Dominion Energy sets new goal of net zero emissions by 2050 for both power generation, natural gas operations
12 February 2020
Dominion Energy announced a significant expansion of the company's greenhouse gas emissions-reduction goals, establishing a new commitment to achieve net zero emissions by 2050. The goal covers carbon dioxide and methane emissions, the dominant greenhouse gases, from both electricity generation and gas infrastructure operations.
The company had previously committed to cut methane emissions from its natural gas operations by 50% between 2010 and 2030 and carbon emissions from its power generating facilities by 80% between 2005 and 2050. Dominion currently has cut carbon emissions approximately 50% since 2005 and reduced methane emissions by nearly 25% since 2010.
Under the strengthened emissions framework, the company will focus not only on driving toward the 2050 goal, but on achieving near-term progress, particularly on methane, which is a more potent greenhouse gas than carbon.
Under the net zero framework, the company is committing to decrease methane emissions by 65% by 2030 and 80% by 2040, from 2010 levels. Furthermore, the company has committed to invest in carbon-beneficial renewable natural gas (RNG) projects that will capture an amount of methane from US farms at least equivalent to any remaining methane and carbon dioxide emissions from the company’s natural gas operations, making Dominion's gas infrastructure area net zero 10 years before the overall company.

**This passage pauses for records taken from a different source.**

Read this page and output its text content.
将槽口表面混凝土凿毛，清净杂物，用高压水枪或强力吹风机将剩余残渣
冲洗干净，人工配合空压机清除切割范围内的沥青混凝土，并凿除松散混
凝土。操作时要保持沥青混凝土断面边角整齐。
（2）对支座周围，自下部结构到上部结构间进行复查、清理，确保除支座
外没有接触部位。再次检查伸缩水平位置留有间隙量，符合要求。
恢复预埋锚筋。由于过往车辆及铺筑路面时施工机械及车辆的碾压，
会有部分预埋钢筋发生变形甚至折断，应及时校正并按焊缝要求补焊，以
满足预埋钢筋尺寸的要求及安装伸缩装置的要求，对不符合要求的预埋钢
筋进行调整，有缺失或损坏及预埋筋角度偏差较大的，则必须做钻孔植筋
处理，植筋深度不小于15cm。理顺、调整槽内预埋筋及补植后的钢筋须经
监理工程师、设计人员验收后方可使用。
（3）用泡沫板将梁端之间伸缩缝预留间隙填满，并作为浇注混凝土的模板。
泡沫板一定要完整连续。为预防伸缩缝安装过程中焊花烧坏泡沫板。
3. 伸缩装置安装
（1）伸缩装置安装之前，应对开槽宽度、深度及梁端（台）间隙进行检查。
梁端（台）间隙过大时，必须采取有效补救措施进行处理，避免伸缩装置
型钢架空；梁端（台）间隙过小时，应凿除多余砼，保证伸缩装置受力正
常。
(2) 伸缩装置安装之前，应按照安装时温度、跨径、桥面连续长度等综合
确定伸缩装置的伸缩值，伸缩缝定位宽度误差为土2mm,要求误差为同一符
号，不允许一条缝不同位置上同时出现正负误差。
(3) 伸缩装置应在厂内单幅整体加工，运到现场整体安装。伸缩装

Dominion’s work on emissions was recognized with a “leadership” rating by CDP, a nonprofit that monitors and measures environmental impact. JUST Capital, a nonprofit that promotes corporate responsibility, has also ranked Dominion among to US corporate citizens.
Reducing emissions as fast as possible and achieving net zero emissions requires immediate and direct action. The company is moving to extend licenses for its zero-carbon nuclear generation fleet, promoting customer energy efficiency programs, and investing in wind and solar power, lower-carbon natural gas, and carbon-beneficial RNG. Over the long term, achieving this goal will also require supportive legislative and regulatory policies, technological advancements and broader investments across the economy.
This includes support for the testing and deployment of such technologies as large-scale energy storage, hydrogen, advanced nuclear and carbon capture, all of which have the potential to significantly reduce greenhouse gas emissions.
In addition to reducing its own emissions, Dominion Energy expects to go beyond its own efforts to help accelerate greenhouse gas reductions in other industries. The company is well positioned to unlock progress in transportation, agriculture and manufacturing.
Transportation. Dominion Energy is poised to support a dramatic reduction in the carbon footprint of the transportation sector in several ways:
By enhancing the resiliency and flexibility of Dominion's electric grid to enable the more rapid deployment of electric vehicle charging infrastructure, as provided in Virginia by the Grid Transformation and Security Act.
The company is leading the way in the development of the largest electric school bus program in the nation and plans to accelerate that effort in the coming years.
Large reductions can also be made with wider use of liquefied natural gas (LNG), compressed natural gas (CNG), and hydrogen fuels in place of higher-carbon fuels in larger vehicles such as long-haul trucks and maritime shipping vessels. Allowing these fleets to access RNG will drive down their carbon footprint even further.
Industrial. Significant progress can be made by converting oil and coal-powered manufacturing facilities to lower-carbon natural gas. These emissions reductions would be analogous to the historic progress already achieved in electricity generation by transitioning from coal to cleaner natural gas.
Agriculture. The ability to capture methane from farm operations represents a major opportunity to help reduce greenhouse gas emissions in this sector. Dominion Energy is partnering with the nation’s largest hog and dairy producers and has already committed to $700 million of shared investment to capture methane emissions from our nation’s farms and use RNG to serve homes, businesses and vehicle fleets.
Capturing methane emissions is essential. There's a lot of potential out there. One of the biggest problems is open landfills, which have no methane collection systems in place. We should look at replacing landfills with something else.
Powering more vehicles with LNG/CNG may be a problem, not a solution. It reduces carbon emissions but "methane slip" still adds a lot of GHGs. It would be better to use fuels like methanol, which degrade quickly in air.